Kontrast i Czerń
Matryca VA, którą zastosowano Panasonic CX800 zapewnia kontrast na poziomie 2900:1 po kalibracji i ok. 10% mniej przed kalibracją. Ta wartość została jednak zmierzona bez wspomagania ze strony systemu lokalnego wygaszania, który jest obecny w telewizorze i znacząco poprawia kontrast. Właściwie to system wygaszania oparty o podświetlenie direct led jest głównym powodem dla którego warto zainteresować się tym, najwyższym, modelem. Jak sprawdza się więc algorytm wygaszający w CX800? Jest krótko mówiąc dosyć oryginalny, o czym świadczą wyniki w procedurze testowej.

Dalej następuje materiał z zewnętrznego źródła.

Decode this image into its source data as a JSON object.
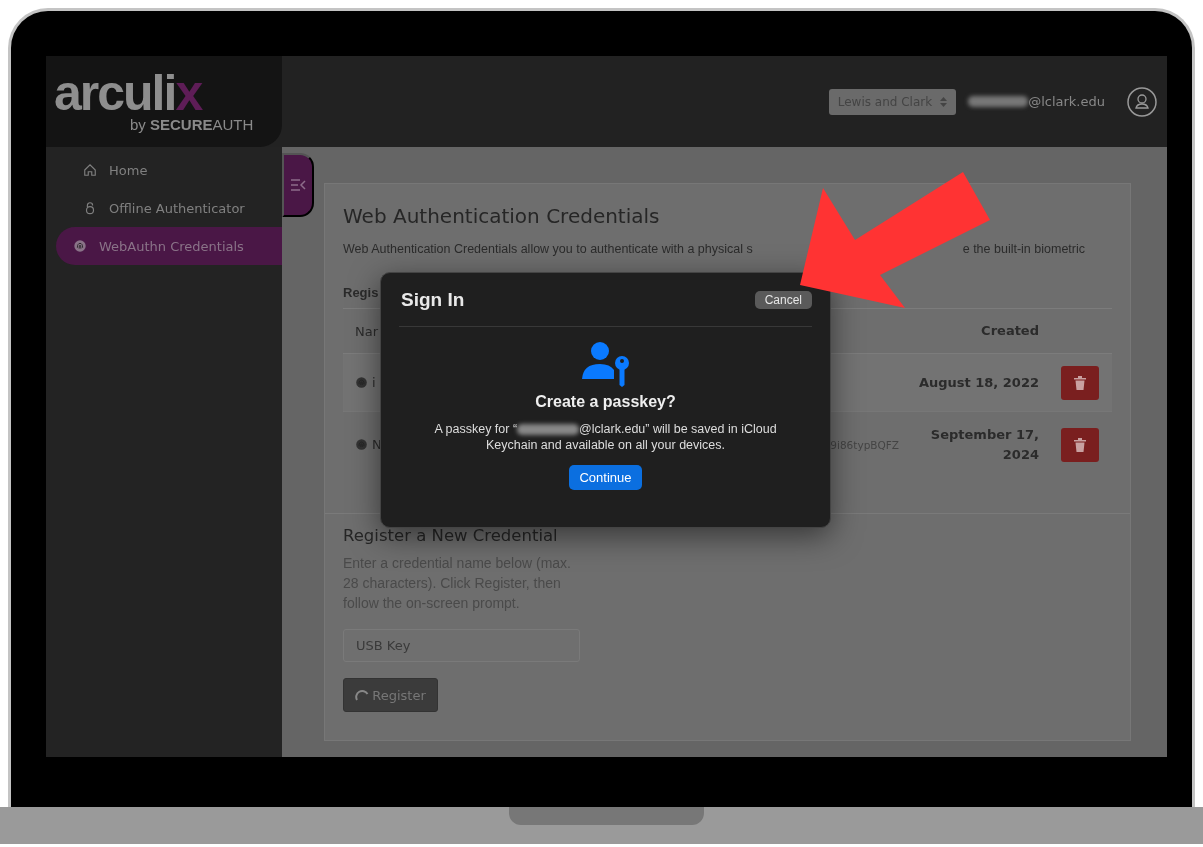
{
  "logo": {
    "name": "arculi",
    "accent": "x",
    "byline": "by **SECURE**AUTH"
  },
  "header": {
    "organization": "Lewis and Clark",
    "email_domain": "@lclark.edu"
  },
  "sidebar": {
    "items": [
      {
        "label": "Home",
        "selected": false
      },
      {
        "label": "Offline Authenticator",
        "selected": false
      },
      {
        "label": "WebAuthn Credentials",
        "selected": true
      }
    ]
  },
  "page": {
    "title": "Web Authentication Credentials",
    "description_start": "Web Authentication Credentials allow you to authenticate with a physical s",
    "description_end": "e the built-in biometric",
    "section_label": "Regis",
    "table": {
      "columns": [
        "Nar",
        "Created"
      ],
      "rows": [
        {
          "name": "i",
          "created": "August 18, 2022"
        },
        {
          "name": "N",
          "credential_id": "9i86typBQFZ",
          "created": "September 17, 2024"
        }
      ]
    },
    "register": {
      "title": "Register a New Credential",
      "help": "Enter a credential name below (max. 28 characters). Click Register, then follow the on-screen prompt.",
      "input_value": "USB Key",
      "button": "Register"
    }
  },
  "dialog": {
    "title": "Sign In",
    "cancel": "Cancel",
    "heading": "Create a passkey?",
    "message_start": "A passkey for “",
    "message_end": "@lclark.edu” will be saved in iCloud Keychain and available on all your devices.",
    "button": "Continue"
  }
}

System lokalnego wygaszania ma zazwyczaj kilka trybów działania i jeden z nich akcentuję kolorem pomarańczowym jako zalecany wybór. W tym jednak przypadku nie ma jednoznacznie najlepszego wariantu. Dlaczego? O tym dowiecie się zaraz.
Scena
(kontrast między białym kołem, a środkiem białego okręgu) |
Opis sceny | Wynik pomiaru | |||
wygaszanie: WYŁ | wygaszanie: MINIMUM | wygaszanie: POŚREDNIE | wygaszanie: MAKSYMALNE | ||
Duża powierzchnia czerni bez sąsiadujących detali, przy niskim kontraście łatwo dostrzec świecenie czerni | 3 300:1 | 3 400:1 | 3 600:1 | 21 800:1 | |
Czerń otoczona z każdej strony detalami, wymagająca scena, poradzą z nią sobie jedynie najlepsze systemy wygaszania | 4 000:1 | 3 900:1 | 3 900:1 | 8 000:1 | |
Pas w filmie sąsiadujący z obrazem o średniej jasności, przy niskim kontraście wyraźnie odcina się od ramki telewizora | 3 700:1 | 3 700:1 | 3 700:1 | 9 600:1 | |
Duża powierzchnia czerni bez sąsiadujących detali, przy niskim kontraście łatwo dostrzec świecenie czerni | 4 500:1 | 4 500:1 | 4 500:1 | 16 100:1 | |
Skrawek czerni w pobliżu (ale nie bezpośrednim) złożonego obiektu geometrycznego, przy niskim kontraście widać świecenie czerni | 3 000:1 | 3 000:1 | 3 000:1 | 7 200:1 | |
Ta sama scena jednak bliżej jasnego obiektu. Spadek kontrastu w tej scenie można interpretować jako efekt halo (łuna świetlna wokół obiektu) | 3 900:1 | 3 900:1 | 3 900:1 | 7 800:1 |
Jak można wyczytać z powyższej tabeli, system lokalnego wygaszania w zasadzie nie działa w ogóle przy wariancie “minimalny”, oraz “pośredni”. Wyniki są identyczne z pomiarami przy wyłączonym lokalnym wygaszaniu. W praktyce przy wybraniu “minimalny” niektóre partie obrazu stają się nadmiernie rozjaśnione, co nie jest dobrą cechą. Dopiero ustawienie “maksymalne” daje realną różnicę, która natychmiast jest widoczna! W takim wariancie plastyka obrazu wzrasta znacząco, a czerń w wielu scenach doskonale zlewa się z ramką w ciemnym pokoju. Taki kontrast lubimy! Kluczowym pytaniem jest jednak jak się ma ta czerń na tle innych telewizorów na rynku? Czy jest lepiej niż w AX900? Być może tak, myślę jednak, że w większości przypadków jest podobnie, ale znalazło by się kilka takich w których byłoby wyraźnie lepiej. AX900 w najgorszych przypadkach cechował się kontrastem na poziomie 1100:1. W CX800 nigdy nie spadnie on poniżej 2900:1 (bo tyle wynosi natywna wartość kontrastu matrycy). Wyniki sekwencji testowej pozwalają telewizorowi uplasować się w ścisłej czołówce tegorocznych telewizorów o najlepszej czerni.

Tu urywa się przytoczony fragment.